I want to share a passage from a new book I’m reading about spiritual abuse in religious orders that I think applies to the synod and ideological Catholicism. The book is “Abuses in the Religious Life and the Path of Healing” by Dom Dysmas de Lassus, Superior General of the Carthusians.
The broader context for this passage is an examination of healthy and unhealthy communities. I think this passage applies to parishes, dioceses, and the Church universal. I also think it’s a pretty solid conceptualization of synodality.
“In a system where all authority and discernment come from the head, those further down end up simply following whatever the head says, never learning to discern for themselves where the Spirit is drawing them. In this way, they do not know how to live as children of God.
We are very far, here, from the marvelous chapter 3 of the Rule of Saint Benedict, which recommends that, ‘each time there is something important to decided,’ the abbot should call together the whole community, and himself set out the matter that is to be decided. Then he is to listen to each of the brothers, to try to see what the Spirit is saying, since the Spirit can speak through any one of them, even the youngest, provided that they speak with the necessary humility and obedience. Then the abbot himself decides, and all commit themselves to obey in an attitude of faith.
St. Benedict is seeking to form sons and daughters. A system of government that is too pyramidal in shape, too authoritarian, where everyone thinks in the same way as the person at the top, is dangerously similar to the Tower of Babel: ‘Come on! Let us make some bricks, and fire them in the oven...Come, let us build a city and a tower, whose top will be in the heavens, and we shall make a name for ourselves’ (Gen. 11:1-4). The whole group wanted to reach God by means of a single way of thinking, a single will, and a single way of working. But God is a Trinity, which means there is unity in the diversity of the Persons. This means we cannot reach God through uniformity; we reach Him, rather, by learning to respect one another and love one another in our diversity. Is this not perhaps why God scattered those people who wanted to reach Him by dint of uniformity? That is not how we draw near to God; it is not the right way. If we are to be like God, then we must necessarily learn to love one another amidst the diverseness of people, all of whom are journeying to the same goal.”
I think that this kind of uniformity is related to the ideology that Pope Francis is concerned about when he talks about some groups of Catholics in America. He uses words like “fossilized” and “rigid” to describe a mentality that fears development.
This mentality hinders genuine dialogue because it prevents openness to discovering truth and goodness in other people’s perspectives. It’s a perspective that enters into conversations already insisting what the outcome must be.

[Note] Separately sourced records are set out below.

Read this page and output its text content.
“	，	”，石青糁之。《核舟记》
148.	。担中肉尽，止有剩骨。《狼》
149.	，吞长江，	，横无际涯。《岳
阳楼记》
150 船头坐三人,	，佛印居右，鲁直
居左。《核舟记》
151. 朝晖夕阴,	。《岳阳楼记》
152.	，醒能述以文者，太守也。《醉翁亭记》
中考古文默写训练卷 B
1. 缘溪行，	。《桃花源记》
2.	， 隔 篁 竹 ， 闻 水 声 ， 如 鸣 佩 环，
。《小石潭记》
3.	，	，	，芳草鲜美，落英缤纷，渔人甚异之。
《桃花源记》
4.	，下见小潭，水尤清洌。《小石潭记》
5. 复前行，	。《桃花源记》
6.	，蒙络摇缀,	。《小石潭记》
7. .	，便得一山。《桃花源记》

We saw this mentality play out, for example, in the organized rejection of Amoris Laetitia and the pope’s guidelines for divorced and remarried couples receiving Communion. Even though the pope was applying traditional Catholic moral theology, because his proposal was something different from what came before, it was rejected as being contrary to tradition.

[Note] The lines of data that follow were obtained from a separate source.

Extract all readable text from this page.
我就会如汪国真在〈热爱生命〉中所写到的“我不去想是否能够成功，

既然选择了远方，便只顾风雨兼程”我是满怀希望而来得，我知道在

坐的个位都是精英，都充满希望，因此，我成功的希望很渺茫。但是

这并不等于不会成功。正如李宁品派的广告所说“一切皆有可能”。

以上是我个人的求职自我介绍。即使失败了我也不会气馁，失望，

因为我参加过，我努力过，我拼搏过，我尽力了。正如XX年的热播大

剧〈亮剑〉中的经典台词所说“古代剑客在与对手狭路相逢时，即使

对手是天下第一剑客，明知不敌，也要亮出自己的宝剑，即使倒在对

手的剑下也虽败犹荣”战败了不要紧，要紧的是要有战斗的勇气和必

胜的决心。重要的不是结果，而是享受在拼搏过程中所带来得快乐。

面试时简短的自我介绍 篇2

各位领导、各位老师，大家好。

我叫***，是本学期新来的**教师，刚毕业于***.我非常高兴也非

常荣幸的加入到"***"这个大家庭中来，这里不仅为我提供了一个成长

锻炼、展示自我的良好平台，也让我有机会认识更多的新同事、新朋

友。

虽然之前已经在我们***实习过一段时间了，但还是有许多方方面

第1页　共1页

But in truth, there is not a single way of doing things for all times and in all places. Our tradition is alive, animated by the Holy Spirit. This isn’t relativism, because development happens in the context of the Body that’s rooted in Revelation, journeying towards the same goal, and guided by the Holy Spirit. It’s dynamic, expecting and trusting the Holy Spirit to both be faithful and creative. As the Church taught at Vatican II:
“This tradition which comes from the Apostles develop in the Church with the help of the Holy Spirit. For there is a growth in the understanding of the realities and the words which have been handed down. This happens through the contemplation and study made by believers, who treasure these things in their hearts (see Luke, 2:19, 51) through a penetrating understanding of the spiritual realities which they experience, and through the preaching of those who have received through Episcopal succession the sure gift of truth. For as the centuries succeed one another, the Church constantly moves forward toward the fullness of divine truth until the words of God reach their complete fulfillment in her
(Dei Verbum 8).
Faith without dialogue, faith without belief in the dynamic work of the Spirit, isn’t just dead, it’s corrupted. It’s no longer faith, but an ideology that presumes to already have all the answers.

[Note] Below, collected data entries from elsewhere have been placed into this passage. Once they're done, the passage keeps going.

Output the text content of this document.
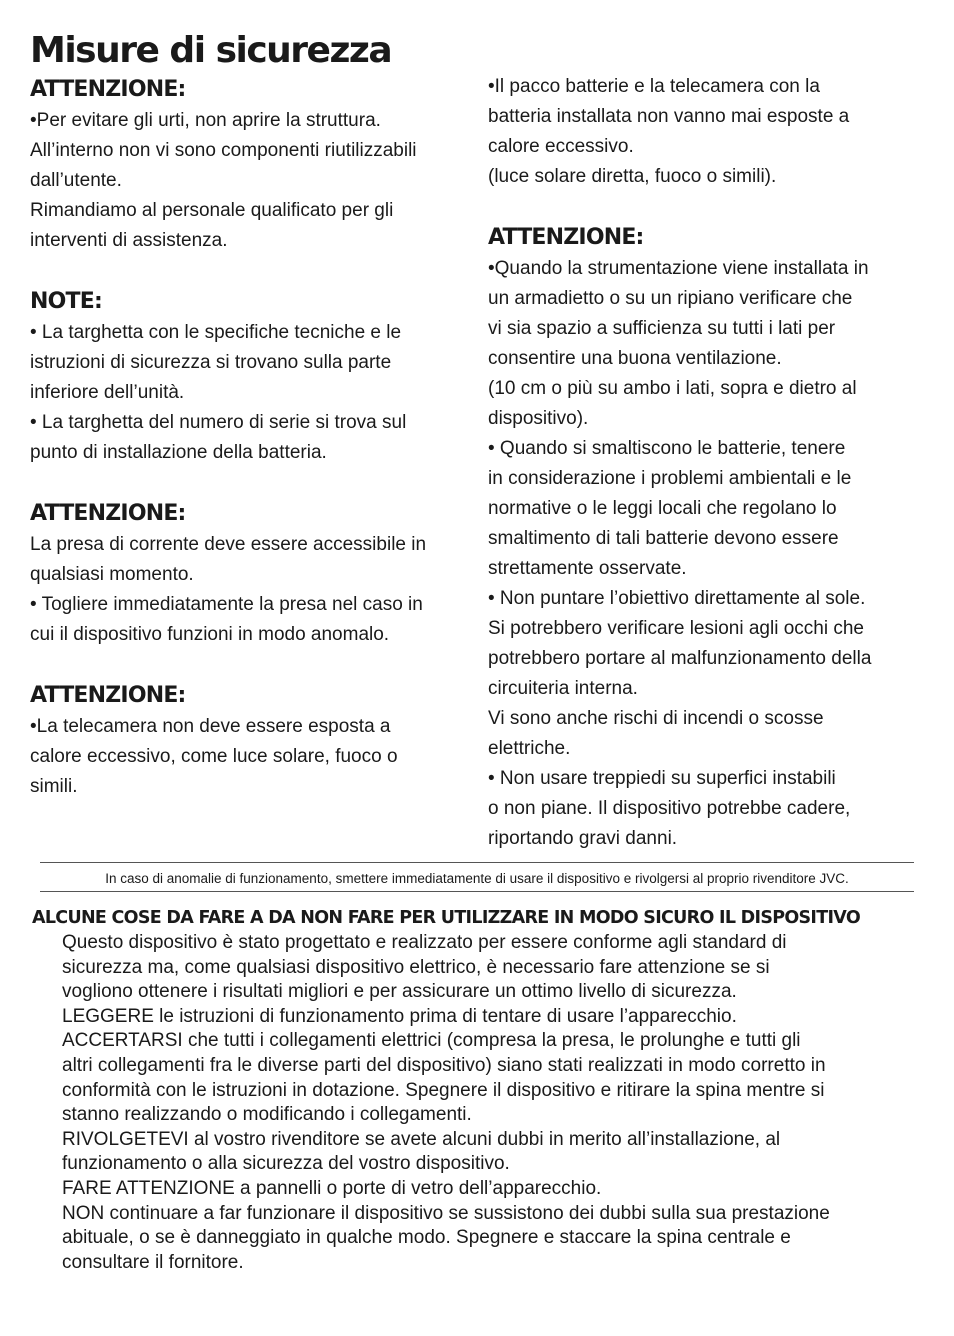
Misure di sicurezza

ATTENZIONE:

•Per evitare gli urti, non aprire la struttura.
All’interno non vi sono componenti riutilizzabili
dall’utente.
Rimandiamo al personale qualificato per gli
interventi di assistenza.

NOTE:

• La targhetta con le specifiche tecniche e le
istruzioni di sicurezza si trovano sulla parte
inferiore dell’unità.
• La targhetta del numero di serie si trova sul
punto di installazione della batteria.

ATTENZIONE:

La presa di corrente deve essere accessibile in
qualsiasi momento.
• Togliere immediatamente la presa nel caso in
cui il dispositivo funzioni in modo anomalo.

ATTENZIONE:

•La telecamera non deve essere esposta a
calore eccessivo, come luce solare, fuoco o
simili.

•Il pacco batterie e la telecamera con la
batteria installata non vanno mai esposte a
calore eccessivo.
(luce solare diretta, fuoco o simili).

ATTENZIONE:

•Quando la strumentazione viene installata in
un armadietto o su un ripiano verificare che
vi sia spazio a sufficienza su tutti i lati per
consentire una buona ventilazione.
(10 cm o più su ambo i lati, sopra e dietro al
dispositivo).
• Quando si smaltiscono le batterie, tenere
in considerazione i problemi ambientali e le
normative o le leggi locali che regolano lo
smaltimento di tali batterie devono essere
strettamente osservate.
• Non puntare l’obiettivo direttamente al sole.
Si potrebbero verificare lesioni agli occhi che
potrebbero portare al malfunzionamento della
circuiteria interna.
Vi sono anche rischi di incendi o scosse
elettriche.
• Non usare treppiedi su superfici instabili
o non piane. Il dispositivo potrebbe cadere,
riportando gravi danni.

In caso di anomalie di funzionamento, smettere immediatamente di usare il dispositivo e rivolgersi al proprio rivenditore JVC.

ALCUNE COSE DA FARE A DA NON FARE PER UTILIZZARE IN MODO SICURO IL DISPOSITIVO

Questo dispositivo è stato progettato e realizzato per essere conforme agli standard di
sicurezza ma, come qualsiasi dispositivo elettrico, è necessario fare attenzione se si
vogliono ottenere i risultati migliori e per assicurare un ottimo livello di sicurezza.
LEGGERE le istruzioni di funzionamento prima di tentare di usare l’apparecchio.
ACCERTARSI che tutti i collegamenti elettrici (compresa la presa, le prolunghe e tutti gli
altri collegamenti fra le diverse parti del dispositivo) siano stati realizzati in modo corretto in
conformità con le istruzioni in dotazione. Spegnere il dispositivo e ritirare la spina mentre si
stanno realizzando o modificando i collegamenti.
RIVOLGETEVI al vostro rivenditore se avete alcuni dubbi in merito all’installazione, al
funzionamento o alla sicurezza del vostro dispositivo.
FARE ATTENZIONE a pannelli o porte di vetro dell’apparecchio.
NON continuare a far funzionare il dispositivo se sussistono dei dubbi sulla sua prestazione
abituale, o se è danneggiato in qualche modo. Spegnere e staccare la spina centrale e
consultare il fornitore.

On my less cynical days, despite the brokenness of leaders coming into the synod with their own person agendas, the kind of community dialogue that Dom Dysmas de Lassus described—dialogue that recognizes that every single member of Christ’s Body is a child of the Father who the Holy Spirit can speak through—is what I hope will happen in October at the synod. And what I hope will eventually be embraced by superiors, bishops, and pastors throughout the universal Church.
Good piece. Thanks!
I found this so enriching - thank you Paul!